Same, same, but different

When I’m building queryMT and experimenting with coding models + tool capabilities, I love putting new models through their paces on my local GPU. A couple of weeks ago, MistralAI dropped a small coding model called Devstral.

Devstral excels at using tools to explore codebases, editing multiple files and power software engineering agents

Naturally, I was eager to try it on my RTX 3090. I grabbed the Devstral GGUF created by Bartowski - kudos to him all the effort for of releasing GGUFs so quickly:

Honestly when I saw this, I quickly got discouraged testing this model further.

A week ago I gave it another chance, so I pulled the ollama’s version of this model, and 💥

A week later, I decided to give Devstral another shot. This time I pulled the version hosted by ollama-and boom! The difference was night and day. Suddenly Devstral was navigating my code, editing files, and calling tools exactly as advertised. Here’s the same query above using ollama’s devstral:

Curious about consistency, I then tried Unsloth’s GGUF. It worked flawlessly—just like ollama’s.

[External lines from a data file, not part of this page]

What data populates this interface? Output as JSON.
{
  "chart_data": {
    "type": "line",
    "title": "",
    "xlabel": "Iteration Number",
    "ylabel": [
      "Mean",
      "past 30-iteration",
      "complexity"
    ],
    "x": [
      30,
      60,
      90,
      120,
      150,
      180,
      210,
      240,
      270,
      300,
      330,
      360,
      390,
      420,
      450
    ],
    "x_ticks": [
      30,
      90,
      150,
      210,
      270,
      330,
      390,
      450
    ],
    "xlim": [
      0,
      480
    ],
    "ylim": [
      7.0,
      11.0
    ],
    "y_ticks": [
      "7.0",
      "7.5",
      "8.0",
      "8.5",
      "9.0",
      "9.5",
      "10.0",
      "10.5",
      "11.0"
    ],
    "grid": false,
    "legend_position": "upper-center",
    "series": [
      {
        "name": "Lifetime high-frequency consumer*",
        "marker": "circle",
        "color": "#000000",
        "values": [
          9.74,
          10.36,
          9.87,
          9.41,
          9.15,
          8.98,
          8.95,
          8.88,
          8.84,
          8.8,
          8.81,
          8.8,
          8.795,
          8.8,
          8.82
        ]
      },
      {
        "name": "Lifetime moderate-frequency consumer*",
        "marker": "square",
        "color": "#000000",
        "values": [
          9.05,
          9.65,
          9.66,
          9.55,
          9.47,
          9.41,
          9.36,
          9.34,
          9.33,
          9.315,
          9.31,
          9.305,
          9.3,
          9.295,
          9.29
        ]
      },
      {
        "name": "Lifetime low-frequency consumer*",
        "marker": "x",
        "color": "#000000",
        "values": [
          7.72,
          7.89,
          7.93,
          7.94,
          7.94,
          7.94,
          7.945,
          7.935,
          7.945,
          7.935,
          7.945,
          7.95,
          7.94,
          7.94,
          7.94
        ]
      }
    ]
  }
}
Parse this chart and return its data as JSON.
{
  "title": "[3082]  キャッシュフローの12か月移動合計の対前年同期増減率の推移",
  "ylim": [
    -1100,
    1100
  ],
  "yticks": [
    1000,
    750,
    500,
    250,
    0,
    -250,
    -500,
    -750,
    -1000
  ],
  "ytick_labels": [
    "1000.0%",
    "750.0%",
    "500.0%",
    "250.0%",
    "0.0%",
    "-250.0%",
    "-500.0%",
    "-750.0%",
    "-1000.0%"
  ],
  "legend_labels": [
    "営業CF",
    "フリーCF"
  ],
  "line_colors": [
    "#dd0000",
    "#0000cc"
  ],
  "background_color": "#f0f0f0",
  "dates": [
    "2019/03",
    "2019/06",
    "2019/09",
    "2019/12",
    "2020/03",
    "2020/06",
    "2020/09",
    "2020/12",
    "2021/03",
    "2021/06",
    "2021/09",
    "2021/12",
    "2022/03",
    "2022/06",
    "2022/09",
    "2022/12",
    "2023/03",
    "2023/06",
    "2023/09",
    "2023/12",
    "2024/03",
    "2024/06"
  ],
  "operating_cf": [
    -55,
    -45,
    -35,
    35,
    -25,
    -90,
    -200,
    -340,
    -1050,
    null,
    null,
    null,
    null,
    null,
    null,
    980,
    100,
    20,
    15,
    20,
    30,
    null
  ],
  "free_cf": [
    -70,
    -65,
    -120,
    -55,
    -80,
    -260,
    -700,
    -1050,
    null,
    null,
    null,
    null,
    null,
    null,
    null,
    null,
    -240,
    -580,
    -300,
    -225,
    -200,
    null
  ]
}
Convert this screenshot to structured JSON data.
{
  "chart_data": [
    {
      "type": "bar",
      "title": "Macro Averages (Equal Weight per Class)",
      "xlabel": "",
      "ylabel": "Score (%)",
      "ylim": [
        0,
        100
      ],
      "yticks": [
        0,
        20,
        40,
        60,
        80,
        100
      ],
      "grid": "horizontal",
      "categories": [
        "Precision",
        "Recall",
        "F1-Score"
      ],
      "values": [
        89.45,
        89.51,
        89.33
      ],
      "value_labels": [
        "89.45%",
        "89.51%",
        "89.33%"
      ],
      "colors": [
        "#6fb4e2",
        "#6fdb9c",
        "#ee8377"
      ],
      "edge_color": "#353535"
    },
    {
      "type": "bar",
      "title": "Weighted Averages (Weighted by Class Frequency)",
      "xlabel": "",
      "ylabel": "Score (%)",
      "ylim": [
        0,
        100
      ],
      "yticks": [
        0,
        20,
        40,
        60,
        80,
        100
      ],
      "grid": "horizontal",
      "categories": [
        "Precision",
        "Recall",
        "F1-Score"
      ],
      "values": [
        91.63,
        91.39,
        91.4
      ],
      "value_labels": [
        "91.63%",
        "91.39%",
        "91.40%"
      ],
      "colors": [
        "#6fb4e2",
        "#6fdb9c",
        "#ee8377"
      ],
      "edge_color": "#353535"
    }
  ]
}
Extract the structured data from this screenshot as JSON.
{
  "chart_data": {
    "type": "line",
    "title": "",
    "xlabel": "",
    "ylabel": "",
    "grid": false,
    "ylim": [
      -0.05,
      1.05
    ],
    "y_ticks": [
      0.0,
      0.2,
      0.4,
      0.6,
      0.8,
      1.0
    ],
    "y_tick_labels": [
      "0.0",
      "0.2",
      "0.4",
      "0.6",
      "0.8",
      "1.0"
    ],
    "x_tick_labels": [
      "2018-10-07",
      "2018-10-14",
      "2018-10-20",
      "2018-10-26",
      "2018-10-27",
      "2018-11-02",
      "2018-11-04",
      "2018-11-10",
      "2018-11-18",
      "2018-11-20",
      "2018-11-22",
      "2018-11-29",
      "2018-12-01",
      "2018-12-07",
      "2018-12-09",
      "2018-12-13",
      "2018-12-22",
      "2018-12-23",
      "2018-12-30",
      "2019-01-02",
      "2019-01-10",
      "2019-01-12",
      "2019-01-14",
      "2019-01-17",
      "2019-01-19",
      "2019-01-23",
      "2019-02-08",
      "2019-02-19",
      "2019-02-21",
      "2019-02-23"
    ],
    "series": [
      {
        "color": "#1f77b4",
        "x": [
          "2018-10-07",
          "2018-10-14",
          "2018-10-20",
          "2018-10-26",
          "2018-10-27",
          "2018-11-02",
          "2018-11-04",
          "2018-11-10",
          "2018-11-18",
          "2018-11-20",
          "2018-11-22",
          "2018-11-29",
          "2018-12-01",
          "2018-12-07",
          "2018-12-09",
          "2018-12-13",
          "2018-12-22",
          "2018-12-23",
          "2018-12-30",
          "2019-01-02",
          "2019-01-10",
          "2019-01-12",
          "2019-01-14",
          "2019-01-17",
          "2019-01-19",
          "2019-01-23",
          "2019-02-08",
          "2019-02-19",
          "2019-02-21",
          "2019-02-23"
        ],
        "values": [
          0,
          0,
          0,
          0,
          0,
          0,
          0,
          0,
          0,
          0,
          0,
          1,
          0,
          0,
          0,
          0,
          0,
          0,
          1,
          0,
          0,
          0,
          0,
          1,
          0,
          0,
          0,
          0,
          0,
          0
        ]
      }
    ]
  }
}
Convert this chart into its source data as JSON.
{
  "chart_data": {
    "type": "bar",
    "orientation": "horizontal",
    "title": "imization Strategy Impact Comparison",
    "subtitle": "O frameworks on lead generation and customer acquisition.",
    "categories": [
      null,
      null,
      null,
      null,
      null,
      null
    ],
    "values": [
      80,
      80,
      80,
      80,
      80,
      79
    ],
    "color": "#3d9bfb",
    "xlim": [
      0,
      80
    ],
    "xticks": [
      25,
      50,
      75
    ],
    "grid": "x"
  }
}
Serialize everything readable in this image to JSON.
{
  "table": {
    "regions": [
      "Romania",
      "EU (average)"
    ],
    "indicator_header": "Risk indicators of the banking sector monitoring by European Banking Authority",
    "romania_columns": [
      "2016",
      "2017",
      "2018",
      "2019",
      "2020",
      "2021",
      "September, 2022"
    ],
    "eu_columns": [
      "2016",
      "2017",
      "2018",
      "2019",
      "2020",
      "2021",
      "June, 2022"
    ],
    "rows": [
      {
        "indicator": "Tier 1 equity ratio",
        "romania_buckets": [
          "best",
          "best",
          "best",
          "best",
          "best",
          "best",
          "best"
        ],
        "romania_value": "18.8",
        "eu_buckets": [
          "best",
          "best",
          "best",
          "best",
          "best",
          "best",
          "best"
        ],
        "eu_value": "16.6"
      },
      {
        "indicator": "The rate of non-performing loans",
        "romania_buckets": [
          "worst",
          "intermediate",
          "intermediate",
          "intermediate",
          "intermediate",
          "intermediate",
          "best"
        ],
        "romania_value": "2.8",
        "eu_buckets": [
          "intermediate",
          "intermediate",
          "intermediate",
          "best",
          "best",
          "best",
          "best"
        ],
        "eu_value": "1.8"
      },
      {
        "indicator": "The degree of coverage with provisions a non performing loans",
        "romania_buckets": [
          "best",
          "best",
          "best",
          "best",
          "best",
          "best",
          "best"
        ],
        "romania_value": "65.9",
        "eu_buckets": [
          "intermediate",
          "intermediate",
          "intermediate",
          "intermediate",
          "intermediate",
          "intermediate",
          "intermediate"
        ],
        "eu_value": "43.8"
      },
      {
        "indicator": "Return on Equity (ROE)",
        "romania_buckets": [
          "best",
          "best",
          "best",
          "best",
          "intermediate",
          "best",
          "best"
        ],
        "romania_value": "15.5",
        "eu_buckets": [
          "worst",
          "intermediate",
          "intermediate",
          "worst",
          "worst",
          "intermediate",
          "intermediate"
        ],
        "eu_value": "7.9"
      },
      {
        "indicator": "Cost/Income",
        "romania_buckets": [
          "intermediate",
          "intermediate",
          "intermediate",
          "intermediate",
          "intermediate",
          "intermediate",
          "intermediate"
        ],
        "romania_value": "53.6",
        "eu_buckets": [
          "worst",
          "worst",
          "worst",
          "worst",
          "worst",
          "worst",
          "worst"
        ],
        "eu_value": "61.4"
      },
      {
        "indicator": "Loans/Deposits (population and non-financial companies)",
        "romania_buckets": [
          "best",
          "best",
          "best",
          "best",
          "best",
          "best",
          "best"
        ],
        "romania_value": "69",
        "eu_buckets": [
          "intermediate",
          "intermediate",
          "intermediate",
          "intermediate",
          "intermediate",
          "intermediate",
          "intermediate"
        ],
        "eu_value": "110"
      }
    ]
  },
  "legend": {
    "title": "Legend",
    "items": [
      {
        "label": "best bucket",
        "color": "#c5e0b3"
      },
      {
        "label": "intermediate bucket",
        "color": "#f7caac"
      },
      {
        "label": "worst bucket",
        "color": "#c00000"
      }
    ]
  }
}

The reason for the different behaviour is probably - I haven’t really checked it! - the chat template itself.

Key takeaway

Not all GGUFs are created equal. The publisher, build settings, and even your chat template can make or break a model’s ability to use tools. If your new favorite agent model isn’t behaving, try a different build or tweak the system/prompt template.

Project introspection with tool-enabled LLMs

I’ve also started using my tool-enabled LLM to explore codebases automatically. Need file metadata, function definitions, or TODOs scattered across hundreds of files? Let the model scan your repo with the right tool plugin, then summarize its findings. It’s like having a supercharged grep or code reviewer at your fingertips.

Happy experimenting—and remember: “same” model name doesn’t always mean “same” behaviour. The details of how it’s published really do matter.